As part of our series about “5 Things I Need To See Before Making A VC Investment” I had the pleasure of interviewing John McDonald. He has over twenty years of experience as an entrepreneur, most recently as the founder and CEO of ClearObject, a leading Internet of Things company which successfully exited to private equity in 2019, and at IBM, where he led technical sales for their software development tools brand in New York.

He is a founder and board member of the Indiana Technology & Innovation Association, chairman of the Technology & Innovation Committee of the Indiana Chamber of Commerce, a board member of TechPoint, of the Indianapolis Chamber of Commerce and of the Indiana India Business Council.

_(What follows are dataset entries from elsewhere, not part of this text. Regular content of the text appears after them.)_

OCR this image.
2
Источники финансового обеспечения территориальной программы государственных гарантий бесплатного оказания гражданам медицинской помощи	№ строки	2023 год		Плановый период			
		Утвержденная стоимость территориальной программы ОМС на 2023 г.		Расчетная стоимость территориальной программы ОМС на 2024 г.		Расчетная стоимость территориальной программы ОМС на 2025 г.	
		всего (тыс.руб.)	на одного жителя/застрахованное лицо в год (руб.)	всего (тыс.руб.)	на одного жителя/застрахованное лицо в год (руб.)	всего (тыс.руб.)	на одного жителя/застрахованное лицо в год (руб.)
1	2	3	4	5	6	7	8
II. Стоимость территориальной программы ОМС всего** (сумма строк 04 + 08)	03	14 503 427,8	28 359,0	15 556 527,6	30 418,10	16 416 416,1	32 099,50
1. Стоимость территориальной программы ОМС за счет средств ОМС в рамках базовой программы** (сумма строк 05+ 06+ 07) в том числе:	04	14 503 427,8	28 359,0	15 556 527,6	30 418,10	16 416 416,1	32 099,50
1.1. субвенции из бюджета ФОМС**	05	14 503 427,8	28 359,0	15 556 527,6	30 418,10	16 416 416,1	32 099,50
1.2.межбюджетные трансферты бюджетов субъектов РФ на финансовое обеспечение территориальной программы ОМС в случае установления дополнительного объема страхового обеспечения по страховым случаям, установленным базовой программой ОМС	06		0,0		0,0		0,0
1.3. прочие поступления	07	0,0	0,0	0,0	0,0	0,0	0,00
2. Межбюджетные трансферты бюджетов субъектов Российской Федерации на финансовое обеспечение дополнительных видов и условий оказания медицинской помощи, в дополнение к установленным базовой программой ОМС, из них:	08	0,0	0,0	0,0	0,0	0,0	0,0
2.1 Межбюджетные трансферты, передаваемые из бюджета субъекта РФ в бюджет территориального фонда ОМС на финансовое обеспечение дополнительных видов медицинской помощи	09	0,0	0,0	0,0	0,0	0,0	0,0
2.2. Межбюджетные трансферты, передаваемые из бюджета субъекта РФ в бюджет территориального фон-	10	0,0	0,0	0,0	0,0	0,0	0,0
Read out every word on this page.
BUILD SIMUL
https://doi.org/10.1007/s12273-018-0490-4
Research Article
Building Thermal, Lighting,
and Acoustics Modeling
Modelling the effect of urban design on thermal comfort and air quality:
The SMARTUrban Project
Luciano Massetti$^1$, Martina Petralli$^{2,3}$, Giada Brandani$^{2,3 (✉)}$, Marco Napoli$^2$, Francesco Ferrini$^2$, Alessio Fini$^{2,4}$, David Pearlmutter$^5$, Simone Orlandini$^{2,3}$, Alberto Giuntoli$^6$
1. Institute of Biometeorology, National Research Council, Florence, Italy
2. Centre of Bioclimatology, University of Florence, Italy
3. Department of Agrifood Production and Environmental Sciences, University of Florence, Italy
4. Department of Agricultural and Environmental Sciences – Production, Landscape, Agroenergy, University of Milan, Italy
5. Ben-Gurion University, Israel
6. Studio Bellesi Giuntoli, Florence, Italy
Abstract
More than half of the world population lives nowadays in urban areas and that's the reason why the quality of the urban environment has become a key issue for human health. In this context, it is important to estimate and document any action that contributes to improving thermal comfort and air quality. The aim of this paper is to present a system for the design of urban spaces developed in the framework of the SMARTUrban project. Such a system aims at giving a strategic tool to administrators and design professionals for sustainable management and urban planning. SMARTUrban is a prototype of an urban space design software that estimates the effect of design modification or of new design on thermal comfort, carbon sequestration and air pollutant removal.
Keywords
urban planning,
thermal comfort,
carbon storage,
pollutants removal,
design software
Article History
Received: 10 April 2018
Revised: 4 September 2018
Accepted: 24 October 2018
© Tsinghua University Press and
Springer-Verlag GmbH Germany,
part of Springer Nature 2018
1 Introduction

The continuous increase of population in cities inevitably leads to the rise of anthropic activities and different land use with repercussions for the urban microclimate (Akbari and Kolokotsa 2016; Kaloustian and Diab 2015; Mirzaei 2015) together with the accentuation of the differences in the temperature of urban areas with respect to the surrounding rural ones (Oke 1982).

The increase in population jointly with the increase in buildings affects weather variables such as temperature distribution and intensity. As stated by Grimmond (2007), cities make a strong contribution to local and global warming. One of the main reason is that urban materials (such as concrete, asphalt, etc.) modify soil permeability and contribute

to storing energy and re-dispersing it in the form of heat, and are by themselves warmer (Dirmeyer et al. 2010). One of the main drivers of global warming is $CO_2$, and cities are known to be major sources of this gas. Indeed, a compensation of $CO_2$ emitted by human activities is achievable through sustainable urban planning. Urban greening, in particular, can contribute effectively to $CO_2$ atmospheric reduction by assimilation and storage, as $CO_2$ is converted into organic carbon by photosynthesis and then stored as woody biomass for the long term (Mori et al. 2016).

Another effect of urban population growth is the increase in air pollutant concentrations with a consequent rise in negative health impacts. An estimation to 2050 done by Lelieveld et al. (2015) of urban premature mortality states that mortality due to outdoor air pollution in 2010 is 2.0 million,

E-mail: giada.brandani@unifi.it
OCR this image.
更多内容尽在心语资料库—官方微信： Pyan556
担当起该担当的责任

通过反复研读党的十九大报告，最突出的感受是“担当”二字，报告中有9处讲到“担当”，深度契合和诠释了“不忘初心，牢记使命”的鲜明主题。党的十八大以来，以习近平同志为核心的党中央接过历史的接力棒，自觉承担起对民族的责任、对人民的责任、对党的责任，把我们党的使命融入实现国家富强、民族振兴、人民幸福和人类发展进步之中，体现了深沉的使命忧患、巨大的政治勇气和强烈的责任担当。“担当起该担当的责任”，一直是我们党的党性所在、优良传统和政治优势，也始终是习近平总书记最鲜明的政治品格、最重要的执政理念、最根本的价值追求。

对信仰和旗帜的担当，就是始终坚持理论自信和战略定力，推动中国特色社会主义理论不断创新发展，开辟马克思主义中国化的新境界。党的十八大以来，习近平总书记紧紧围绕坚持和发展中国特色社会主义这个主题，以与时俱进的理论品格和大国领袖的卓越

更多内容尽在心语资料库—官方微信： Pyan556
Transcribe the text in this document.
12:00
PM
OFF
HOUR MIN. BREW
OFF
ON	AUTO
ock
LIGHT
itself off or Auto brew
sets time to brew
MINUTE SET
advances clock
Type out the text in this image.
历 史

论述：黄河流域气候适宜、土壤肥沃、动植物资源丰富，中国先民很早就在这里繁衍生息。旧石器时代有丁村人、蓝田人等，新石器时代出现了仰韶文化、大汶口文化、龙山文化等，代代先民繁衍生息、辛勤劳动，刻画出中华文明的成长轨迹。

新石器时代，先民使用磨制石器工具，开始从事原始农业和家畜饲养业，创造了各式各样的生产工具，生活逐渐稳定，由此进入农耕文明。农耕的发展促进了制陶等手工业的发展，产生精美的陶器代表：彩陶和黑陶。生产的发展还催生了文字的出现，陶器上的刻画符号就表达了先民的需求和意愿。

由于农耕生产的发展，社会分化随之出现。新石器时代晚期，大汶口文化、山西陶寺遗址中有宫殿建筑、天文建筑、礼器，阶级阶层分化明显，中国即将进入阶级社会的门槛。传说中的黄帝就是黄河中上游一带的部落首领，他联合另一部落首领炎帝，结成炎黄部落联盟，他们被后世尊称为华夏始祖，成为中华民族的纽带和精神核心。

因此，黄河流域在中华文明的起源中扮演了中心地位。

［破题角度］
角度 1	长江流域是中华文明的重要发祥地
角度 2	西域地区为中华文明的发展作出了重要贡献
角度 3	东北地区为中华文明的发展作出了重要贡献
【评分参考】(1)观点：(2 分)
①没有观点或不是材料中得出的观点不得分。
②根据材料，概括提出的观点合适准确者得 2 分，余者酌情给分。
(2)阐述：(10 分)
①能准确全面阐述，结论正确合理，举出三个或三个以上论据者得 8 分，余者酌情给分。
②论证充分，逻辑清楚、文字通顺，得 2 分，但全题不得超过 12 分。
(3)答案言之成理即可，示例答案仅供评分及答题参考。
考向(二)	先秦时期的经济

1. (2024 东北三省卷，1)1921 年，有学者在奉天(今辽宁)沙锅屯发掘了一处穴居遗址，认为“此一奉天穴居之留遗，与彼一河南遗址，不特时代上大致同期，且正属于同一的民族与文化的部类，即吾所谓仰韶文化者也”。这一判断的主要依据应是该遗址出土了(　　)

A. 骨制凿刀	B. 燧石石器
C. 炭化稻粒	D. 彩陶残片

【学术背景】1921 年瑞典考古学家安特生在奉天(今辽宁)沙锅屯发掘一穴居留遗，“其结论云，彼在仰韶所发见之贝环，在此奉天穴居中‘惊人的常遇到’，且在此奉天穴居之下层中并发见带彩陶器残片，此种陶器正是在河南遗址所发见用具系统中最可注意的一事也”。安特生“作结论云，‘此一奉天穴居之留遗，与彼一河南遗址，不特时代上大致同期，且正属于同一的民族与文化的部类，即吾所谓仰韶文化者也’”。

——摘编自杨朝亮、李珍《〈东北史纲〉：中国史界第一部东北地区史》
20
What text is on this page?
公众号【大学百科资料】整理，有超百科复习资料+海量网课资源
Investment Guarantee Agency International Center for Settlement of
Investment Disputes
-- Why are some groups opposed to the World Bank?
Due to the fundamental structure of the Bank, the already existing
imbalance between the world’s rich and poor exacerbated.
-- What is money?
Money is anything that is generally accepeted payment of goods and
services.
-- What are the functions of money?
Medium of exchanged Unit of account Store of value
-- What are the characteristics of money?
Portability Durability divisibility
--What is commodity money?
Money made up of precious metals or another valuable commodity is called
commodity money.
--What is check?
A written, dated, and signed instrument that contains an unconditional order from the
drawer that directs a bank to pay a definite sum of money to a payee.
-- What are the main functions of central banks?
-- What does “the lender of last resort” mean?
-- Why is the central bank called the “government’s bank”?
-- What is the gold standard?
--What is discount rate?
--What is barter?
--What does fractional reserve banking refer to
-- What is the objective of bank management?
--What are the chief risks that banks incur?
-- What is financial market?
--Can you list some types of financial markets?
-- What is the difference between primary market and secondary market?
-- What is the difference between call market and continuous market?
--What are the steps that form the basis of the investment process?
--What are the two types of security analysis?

He is also a member of the Social Enterprise Alliance, the advisory council for Hamilton Southeastern Schools, the Workforce Alignment council of Ivy Tech Community College, and the Dean’s Council for the Purdue Polytechnic and President’s Club at Purdue University.

He graduated from Lawrence North High School in Indianapolis, and studied business management, computer science, and meteorology before receiving degrees in Software Development and Computer Information Technology from Purdue University at West Lafayette, where he was also the Student Body Vice President and Treasurer. He was named Purdue’s Distinguished Technology Alumnus in 2007 and Lawrence North’s Distinguished Alumnus in 2017.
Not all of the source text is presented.